Un cigare et une surprise

On attendait Macron, comme Grouchy à Waterloo, et ce fut Castex, ce moderne Blücher, qui prit la parole à l’improviste, voire au débotté, pour annoncer contre toute attente et tous les pronostics que nous n’allions pas nous reconfiner. Enfin, pas tout de suite. Car, tel Boudu sauvé des eaux, nous n’avons peut-être reculé que pour mieux nous jeter dans le courant auquel nous semblons échapper. J’avoue avoir d’abord été soulagé de ne pas être contraint de renoncer aux derniers espaces de liberté encore accessibles et de pouvoir faire mes courses ou une promenade hygiénique sans ces satanées attestations.

Il faut croire que le pouvoir, dont tout semblait indiquer qu’il était sourd et aveugle aux préoccupations quotidiennes des Français, a quand même eu vent d’une exaspération grandissante de la population et de la dégradation du moral des troupes pouvant amener à des jacqueries dont les « gilets jaunes » ont ouvert le chemin. C’est donc dans un climat de joyeuse improvisation que le gouvernement a bricolé à la hâte quelques mesures pour démontrer qu’il ne restait pas les deux pieds dans le même sabot. La fermeture des frontières, par exemple, ça ne mange pas de pain, même si les variants du coronavirus circulent déjà activement sur le territoire national et que les cas de contamination sont trop nombreux pour trouver et isoler tous les porteurs de la maladie. Quant à la fermeture des grands centres commerciaux, comment ne pas l’interpréter comme la démonstration que le gouvernement ne tape pas toujours que sur le petit commerce ? Un effet d’affichage de plus, pour une efficacité douteuse.

En pratique, peu de gens seront en mesure de se réjouir après des annonces qui n’en sont pas. Les écoles resteront ouvertes, quand elles ne seront pas fermées pour cause de vacances.

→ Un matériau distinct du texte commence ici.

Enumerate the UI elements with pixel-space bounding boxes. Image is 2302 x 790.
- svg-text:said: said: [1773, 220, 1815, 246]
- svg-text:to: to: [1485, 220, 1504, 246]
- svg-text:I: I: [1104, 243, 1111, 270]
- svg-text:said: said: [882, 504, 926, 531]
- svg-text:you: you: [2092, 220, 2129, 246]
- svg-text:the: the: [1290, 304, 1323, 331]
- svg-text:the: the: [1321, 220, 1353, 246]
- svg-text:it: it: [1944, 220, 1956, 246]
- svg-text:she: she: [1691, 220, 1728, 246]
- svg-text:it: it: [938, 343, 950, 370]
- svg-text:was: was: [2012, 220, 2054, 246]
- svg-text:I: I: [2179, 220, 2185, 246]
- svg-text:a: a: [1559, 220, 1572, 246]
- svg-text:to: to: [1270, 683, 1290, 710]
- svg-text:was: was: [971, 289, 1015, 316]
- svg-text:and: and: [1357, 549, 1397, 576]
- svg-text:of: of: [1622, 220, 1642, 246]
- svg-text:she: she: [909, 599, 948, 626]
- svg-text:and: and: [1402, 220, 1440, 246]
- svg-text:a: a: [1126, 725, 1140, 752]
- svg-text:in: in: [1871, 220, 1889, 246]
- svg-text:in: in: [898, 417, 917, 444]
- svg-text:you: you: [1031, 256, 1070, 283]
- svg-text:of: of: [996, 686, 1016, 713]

Le télétravail sera recommandé, le couvre-feu maintenu, tout cela pour combien de temps ? Ni le gouvernement ni les Français n’en savent rien. Ce manque de perspective est minant. Paradoxalement, je crois que l’annonce d’un confinement, auquel tout le monde s’attendait et faisait contre mauvaise fortune bon cœur, n’aurait pas été pire que cette prolongation de l’incertitude. À condition de voir le bout du tunnel après l’épreuve, on aurait accepté un dernier effort. Nous sommes dans la situation du quidam qui attend toute la nuit le bruit de la 2e chaussure tombant sur le plancher de son voisin du dessus, ignorant qu’il a affaire à un unijambiste, et qui n’arrive pas à fermer l’œil. Et puisque les petites blagues sont les dernières occasions de se changer un peu les idées, je vous donne la clé du titre du jour, si vous ne la connaissez pas : la surprise, c’est qu’il n’y a pas de cigare.